Editor's note: This story is part of a series of student profiles that are part of our December 2015 commencement coverage.
When Ron Dorn, professor and instructor of Emily Kaba’s course in Landform Processes, began talking about “geomorphology puzzles,” and especially the odd-looking rocky hills just north of campus in Papago Park, Emily Kaba was intrigued.
Kaba came to ASU from Dubai in the United Arab Emirates, where she’d been born and raised. With a multilingual family in which she learned Norwegian from her mother and Arabic from her father, Emily attended a British school. As a senior in high school under the British system, she chose three topics to focus her studies on: theater, performance arts and geography.
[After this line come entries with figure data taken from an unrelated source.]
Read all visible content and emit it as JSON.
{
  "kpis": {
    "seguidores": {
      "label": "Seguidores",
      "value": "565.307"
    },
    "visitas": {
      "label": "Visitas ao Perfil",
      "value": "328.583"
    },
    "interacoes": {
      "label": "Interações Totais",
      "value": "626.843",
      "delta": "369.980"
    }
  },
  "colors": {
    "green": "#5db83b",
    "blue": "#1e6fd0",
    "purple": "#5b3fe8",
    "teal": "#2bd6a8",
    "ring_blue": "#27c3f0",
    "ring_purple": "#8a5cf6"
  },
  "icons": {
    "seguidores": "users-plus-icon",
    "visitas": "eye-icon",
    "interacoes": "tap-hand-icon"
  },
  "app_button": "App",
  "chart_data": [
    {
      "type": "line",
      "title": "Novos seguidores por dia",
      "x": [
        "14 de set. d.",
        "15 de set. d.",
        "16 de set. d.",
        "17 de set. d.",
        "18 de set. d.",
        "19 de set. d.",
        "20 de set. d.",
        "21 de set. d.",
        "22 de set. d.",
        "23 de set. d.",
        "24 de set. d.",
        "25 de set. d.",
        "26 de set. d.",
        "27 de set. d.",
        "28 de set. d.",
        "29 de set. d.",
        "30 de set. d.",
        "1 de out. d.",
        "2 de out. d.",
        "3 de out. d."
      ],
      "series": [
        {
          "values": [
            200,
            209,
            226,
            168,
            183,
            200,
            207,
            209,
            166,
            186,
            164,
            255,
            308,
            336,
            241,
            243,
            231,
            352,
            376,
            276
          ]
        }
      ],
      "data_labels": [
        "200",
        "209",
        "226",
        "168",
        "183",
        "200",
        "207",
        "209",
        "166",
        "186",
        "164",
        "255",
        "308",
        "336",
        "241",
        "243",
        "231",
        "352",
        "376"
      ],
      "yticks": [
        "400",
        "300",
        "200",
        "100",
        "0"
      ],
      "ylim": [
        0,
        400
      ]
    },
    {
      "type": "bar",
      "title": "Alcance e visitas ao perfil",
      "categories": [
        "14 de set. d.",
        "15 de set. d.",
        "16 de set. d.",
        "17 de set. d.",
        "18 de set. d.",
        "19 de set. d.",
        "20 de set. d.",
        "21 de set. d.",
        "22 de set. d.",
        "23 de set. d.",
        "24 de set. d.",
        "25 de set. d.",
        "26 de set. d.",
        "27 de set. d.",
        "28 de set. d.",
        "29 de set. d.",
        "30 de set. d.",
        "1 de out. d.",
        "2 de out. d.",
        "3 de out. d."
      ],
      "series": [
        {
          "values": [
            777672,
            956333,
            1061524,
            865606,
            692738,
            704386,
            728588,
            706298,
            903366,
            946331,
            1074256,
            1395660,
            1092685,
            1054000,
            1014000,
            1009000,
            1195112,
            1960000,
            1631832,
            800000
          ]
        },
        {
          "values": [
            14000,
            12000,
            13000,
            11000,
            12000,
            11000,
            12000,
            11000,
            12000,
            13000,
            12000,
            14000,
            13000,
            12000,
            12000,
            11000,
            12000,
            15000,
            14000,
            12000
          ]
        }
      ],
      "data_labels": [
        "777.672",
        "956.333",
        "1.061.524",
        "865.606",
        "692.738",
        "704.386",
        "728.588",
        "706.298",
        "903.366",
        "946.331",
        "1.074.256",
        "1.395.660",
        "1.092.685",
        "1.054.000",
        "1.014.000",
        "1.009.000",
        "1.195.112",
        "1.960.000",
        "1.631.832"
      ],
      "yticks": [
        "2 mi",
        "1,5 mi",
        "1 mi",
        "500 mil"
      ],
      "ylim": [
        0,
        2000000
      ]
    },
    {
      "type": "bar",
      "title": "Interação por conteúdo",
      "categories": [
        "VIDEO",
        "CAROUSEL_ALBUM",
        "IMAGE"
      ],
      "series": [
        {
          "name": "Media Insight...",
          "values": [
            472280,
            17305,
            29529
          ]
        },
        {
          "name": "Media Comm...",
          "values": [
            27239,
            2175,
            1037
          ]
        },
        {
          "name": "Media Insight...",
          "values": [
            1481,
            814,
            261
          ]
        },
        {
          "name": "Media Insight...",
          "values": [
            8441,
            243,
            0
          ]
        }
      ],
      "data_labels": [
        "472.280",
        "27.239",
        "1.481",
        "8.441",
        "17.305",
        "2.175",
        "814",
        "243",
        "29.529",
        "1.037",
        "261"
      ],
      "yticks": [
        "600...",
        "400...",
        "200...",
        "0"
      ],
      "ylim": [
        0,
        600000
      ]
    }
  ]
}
“In geography, we were expected to conduct research, and I was surprised at how much I enjoyed it,” said Kaba. She chose to focus on water sustainability — but still intended to focus on theater and performance arts in her college studies, until she visited her brother, who was at that time studying at ASU.
“I loved the ASU campus and the desert environment, and ended up the next year as a freshman here, majoring in geography,” Kaba said.
As a sophomore, she had an opportunity to do an internship with ASU’s Decision Center for a Desert City, where she researched the process of decision making within Arizona’s irrigation districts.
It was that same semester that Dorn introduced her to the many questions that exist about landforms and how they came to be. He told her that the rocks that form the rounded caves of the Papago Hills — with their small clusters of smooth holes — are called “tafoni,” and that scientists don’t fully understand how they form. He told her about a few hiking trails where she could look at tafoni in real life — and along with the trails, Kaba discovered her honors thesis research path.
Kaba was able to train to use one of ASU’s powerful electron microprobes. She gathered samples of tafoni from Papago Park as well as Picketpost Mountain near Superior, Arizona, and on a trip home, was also able to collect samples from a site in neighboring Oman. She mastered the art of preparing the samples for the electron microprobe and analyzing the microprobe’s images together with results of X-ray analysis — processes more typically undertaken as part of doctoral or post-doctoral studies.
Her observations and analysis began to reveal some pieces of the puzzle. In all three locations, chemical and physical processes work together to erode rock into the unique tafoni surface. The processes in the samples from Papago Park and Oman appeared to be quite similar — but although the Picketpost Mountain rocks look very similar, they appeared to have a very different history.
Another key finding is that processes operating on the tiniest components of the rock influence those operating at a slightly larger scale, and these in turn generate the tafoni forms that we see.
These findings are novel enough to be published, and writing at least one paper to submit to a scientific journal is high on Kaba’s post-graduation to-do list.
“Initially I thought there might be one finding to write up as a scientific paper,” said Kaba. “But my work kept going down new side-paths — with each new finding the puzzle grows larger.”
Kaba’s immediate plans after graduation focus on finding employment in a setting where she can continue to build research experience, while also using skills she has developed in GIS, or geographic information science. Together with coursework, Kaba built expertise in GIS working in her last two years at ASU as a GIS research aide with the MapStory project, which is housed in ASU’s Decision Theater.
Kaba will graduate summa cum laude in December with a major in geography, a minor in sustainability, a certificate in GIS, and recognition as a College of Liberal Arts and Sciences Dean’s Medalist.
“We feel very lucky to have been Emily’s academic home,” said Patricia Gober, interim director of the School of Geographical Sciences and Urban Planning. “She is a talented geographer, with outstanding GIS skills, and passion for ASU and our school.”